My fiance and I are very much in love. This is both our second marriages and we both never felt this way about anybody in our life before. My fiance has a fantasy of two woman. He says this is every guys fantasy and from what I am hearing from guys he is correct. I want to give him this fantasy but I am also a little nervous. The one question that keeps popping into my mind is, "Is this a fantasy for guys to have permission to have sex with another woman or as my fiance says, it is a fantasy to be able to handle and satisfy two woman at a time, plus having two women please him at the same time." He said he would only do it with I was totally comfortable with it and would enjoy it too. He said we wouldn't do it if it would threaten our relationship in anyway. Do guys really fantasy about this and not as a way to have sex with another woman with our permission? What have you run across in your counseling?

Dear In Love,

Many men have the fantasy of making love with two women at once - to satisfy both women, to help them satisfy each other, and to be made love to by two women. Many women also have the fantasy of being made love to by two men, but interestingly enough, not usually to see them satisfy each other.

This fantasy is not necessarily about a way to make love to another man or woman with the permission of the mate, even though that is some part of the excitement. It is simply a fantasy that's as old as ancient Rome. It's sort of an "If one is good, two must be even better," kind of thing.

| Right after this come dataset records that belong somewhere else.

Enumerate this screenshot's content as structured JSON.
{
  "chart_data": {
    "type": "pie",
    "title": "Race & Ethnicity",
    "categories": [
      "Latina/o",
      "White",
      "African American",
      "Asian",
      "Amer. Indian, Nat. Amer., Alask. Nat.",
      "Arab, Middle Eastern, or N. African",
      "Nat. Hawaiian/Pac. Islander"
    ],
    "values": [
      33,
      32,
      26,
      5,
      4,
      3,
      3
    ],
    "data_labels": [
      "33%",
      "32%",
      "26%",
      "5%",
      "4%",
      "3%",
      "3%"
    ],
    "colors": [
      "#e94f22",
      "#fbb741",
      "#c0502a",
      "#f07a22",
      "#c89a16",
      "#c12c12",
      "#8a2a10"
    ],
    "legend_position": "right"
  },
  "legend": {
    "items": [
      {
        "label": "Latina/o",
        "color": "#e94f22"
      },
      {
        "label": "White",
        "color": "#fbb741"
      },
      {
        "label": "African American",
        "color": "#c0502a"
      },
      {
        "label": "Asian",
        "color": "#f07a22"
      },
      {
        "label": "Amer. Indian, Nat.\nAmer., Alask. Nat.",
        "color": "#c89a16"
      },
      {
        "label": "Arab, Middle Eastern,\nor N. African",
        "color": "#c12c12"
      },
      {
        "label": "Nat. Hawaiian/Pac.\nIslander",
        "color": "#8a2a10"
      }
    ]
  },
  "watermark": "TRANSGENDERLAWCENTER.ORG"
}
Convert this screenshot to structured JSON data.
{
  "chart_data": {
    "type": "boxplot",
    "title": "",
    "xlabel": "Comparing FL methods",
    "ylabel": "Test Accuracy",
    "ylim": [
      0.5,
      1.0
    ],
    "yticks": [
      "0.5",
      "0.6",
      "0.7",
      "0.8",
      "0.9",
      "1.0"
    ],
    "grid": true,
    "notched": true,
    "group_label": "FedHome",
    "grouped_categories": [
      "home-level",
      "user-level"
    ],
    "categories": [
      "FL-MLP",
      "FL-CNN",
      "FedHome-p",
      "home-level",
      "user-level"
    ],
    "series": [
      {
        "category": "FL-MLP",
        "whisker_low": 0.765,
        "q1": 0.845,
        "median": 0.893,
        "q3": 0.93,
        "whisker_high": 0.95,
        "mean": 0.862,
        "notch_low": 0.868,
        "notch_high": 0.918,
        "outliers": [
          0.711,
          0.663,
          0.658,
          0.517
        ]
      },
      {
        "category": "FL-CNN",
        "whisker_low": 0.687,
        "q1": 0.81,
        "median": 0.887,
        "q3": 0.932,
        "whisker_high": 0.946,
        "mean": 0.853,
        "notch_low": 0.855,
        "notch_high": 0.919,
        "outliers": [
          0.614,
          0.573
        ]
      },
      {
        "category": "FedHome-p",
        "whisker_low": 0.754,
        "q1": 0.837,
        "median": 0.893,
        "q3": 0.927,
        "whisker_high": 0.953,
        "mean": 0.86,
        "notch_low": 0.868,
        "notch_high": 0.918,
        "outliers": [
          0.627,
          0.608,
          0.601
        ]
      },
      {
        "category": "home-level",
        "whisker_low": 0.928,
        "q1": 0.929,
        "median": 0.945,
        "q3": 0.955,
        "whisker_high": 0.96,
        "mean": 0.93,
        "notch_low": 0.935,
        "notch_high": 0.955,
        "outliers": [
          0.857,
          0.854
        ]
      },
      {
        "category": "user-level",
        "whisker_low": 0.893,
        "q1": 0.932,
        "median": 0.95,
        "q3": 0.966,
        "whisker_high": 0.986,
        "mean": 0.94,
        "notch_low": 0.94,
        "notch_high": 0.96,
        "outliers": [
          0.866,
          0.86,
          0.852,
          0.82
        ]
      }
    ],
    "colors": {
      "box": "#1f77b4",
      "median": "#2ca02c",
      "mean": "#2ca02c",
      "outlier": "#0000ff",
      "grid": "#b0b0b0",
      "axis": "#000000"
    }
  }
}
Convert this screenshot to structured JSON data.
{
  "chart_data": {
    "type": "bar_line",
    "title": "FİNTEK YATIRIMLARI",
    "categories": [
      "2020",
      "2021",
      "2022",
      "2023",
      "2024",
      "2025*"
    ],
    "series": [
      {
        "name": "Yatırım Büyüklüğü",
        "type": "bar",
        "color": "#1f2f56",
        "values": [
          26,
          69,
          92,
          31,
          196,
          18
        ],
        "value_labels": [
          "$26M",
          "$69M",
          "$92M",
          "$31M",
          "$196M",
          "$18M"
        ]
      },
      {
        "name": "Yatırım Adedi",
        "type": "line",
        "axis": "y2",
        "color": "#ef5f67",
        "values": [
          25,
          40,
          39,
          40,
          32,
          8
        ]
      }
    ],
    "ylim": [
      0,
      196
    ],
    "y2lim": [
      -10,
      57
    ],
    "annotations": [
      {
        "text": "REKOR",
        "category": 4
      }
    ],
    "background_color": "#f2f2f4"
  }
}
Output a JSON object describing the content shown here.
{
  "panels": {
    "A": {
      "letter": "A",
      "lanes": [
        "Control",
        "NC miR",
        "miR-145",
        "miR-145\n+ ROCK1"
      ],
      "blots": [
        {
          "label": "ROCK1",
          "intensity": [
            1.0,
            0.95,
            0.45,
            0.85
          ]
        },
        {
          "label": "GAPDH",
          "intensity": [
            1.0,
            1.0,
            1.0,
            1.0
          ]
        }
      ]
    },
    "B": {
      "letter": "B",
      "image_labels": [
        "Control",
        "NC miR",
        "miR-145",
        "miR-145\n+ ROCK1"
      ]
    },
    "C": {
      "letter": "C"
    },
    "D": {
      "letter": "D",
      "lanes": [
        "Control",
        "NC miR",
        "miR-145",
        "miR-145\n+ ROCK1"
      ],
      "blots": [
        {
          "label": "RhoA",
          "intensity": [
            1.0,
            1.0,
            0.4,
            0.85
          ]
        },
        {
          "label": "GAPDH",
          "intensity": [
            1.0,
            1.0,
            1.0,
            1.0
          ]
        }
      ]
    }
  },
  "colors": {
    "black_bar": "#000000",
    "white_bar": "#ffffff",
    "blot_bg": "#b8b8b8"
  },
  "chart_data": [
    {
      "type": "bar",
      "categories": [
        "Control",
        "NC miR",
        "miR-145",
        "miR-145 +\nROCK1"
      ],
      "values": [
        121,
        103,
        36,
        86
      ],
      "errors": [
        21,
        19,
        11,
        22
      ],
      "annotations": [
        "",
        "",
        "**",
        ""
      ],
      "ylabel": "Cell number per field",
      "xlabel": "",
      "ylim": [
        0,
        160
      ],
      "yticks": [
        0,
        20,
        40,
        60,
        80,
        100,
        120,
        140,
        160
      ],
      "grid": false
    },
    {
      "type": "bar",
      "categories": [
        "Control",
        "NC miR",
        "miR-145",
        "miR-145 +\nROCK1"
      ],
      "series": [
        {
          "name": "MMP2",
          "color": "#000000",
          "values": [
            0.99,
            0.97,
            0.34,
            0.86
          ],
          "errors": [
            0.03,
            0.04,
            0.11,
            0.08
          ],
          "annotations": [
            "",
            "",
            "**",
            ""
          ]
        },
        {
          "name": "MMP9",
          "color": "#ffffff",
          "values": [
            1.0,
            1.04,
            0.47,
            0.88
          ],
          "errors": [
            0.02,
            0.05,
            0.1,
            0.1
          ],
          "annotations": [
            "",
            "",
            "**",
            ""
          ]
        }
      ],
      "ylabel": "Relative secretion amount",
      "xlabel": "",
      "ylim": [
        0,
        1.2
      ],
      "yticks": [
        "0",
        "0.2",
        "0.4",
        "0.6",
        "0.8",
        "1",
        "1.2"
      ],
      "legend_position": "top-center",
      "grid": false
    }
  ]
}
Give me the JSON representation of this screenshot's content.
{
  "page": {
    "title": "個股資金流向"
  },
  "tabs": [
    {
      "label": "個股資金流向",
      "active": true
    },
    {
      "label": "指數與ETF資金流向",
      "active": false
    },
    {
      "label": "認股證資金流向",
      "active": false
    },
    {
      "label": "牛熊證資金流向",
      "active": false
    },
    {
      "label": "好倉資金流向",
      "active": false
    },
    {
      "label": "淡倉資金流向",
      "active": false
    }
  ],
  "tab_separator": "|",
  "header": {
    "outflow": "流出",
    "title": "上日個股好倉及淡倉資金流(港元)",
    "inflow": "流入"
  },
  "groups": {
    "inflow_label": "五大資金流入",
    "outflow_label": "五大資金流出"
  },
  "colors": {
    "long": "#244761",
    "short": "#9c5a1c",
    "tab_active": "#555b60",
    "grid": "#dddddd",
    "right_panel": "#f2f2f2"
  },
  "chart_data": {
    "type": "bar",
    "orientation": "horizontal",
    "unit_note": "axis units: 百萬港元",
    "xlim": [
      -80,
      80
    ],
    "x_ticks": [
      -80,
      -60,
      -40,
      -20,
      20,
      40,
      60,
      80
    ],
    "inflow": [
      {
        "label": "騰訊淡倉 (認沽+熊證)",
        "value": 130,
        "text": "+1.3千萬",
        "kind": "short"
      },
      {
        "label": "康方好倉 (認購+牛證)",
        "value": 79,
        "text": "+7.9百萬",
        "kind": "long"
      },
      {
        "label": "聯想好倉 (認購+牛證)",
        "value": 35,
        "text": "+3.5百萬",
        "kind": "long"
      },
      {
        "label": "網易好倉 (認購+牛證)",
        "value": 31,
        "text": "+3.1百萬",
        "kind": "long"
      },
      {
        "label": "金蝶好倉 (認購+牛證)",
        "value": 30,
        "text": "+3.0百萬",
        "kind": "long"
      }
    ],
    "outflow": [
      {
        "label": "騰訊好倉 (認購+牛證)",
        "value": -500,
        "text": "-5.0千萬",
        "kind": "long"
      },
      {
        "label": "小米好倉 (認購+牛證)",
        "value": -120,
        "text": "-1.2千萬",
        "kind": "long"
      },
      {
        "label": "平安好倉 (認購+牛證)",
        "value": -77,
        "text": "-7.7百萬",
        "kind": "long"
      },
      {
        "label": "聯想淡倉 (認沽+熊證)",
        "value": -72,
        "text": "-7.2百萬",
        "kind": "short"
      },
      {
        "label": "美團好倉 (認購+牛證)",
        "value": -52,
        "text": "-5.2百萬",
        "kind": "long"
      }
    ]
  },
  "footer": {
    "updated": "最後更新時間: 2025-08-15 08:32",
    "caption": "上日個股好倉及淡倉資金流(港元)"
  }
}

Love makes all things possible, including a menage a trois, if it's done in the right spirit and with the right understandings ahead of time, and if everyone involved is comfortable with those understandings. Before entering into such an arrangement, everyone should be clear about what they expect and what they absolutely don't want to happen.

I know of many couples who've experimented with sex with another woman or another man and some who've even made it a regular part of their lives. Most though, do it once or twice for the thrill, and then they move on, with a shared erotic memory to grin over in their old age.

Don't agree to do anything you don't feel comfortable doing.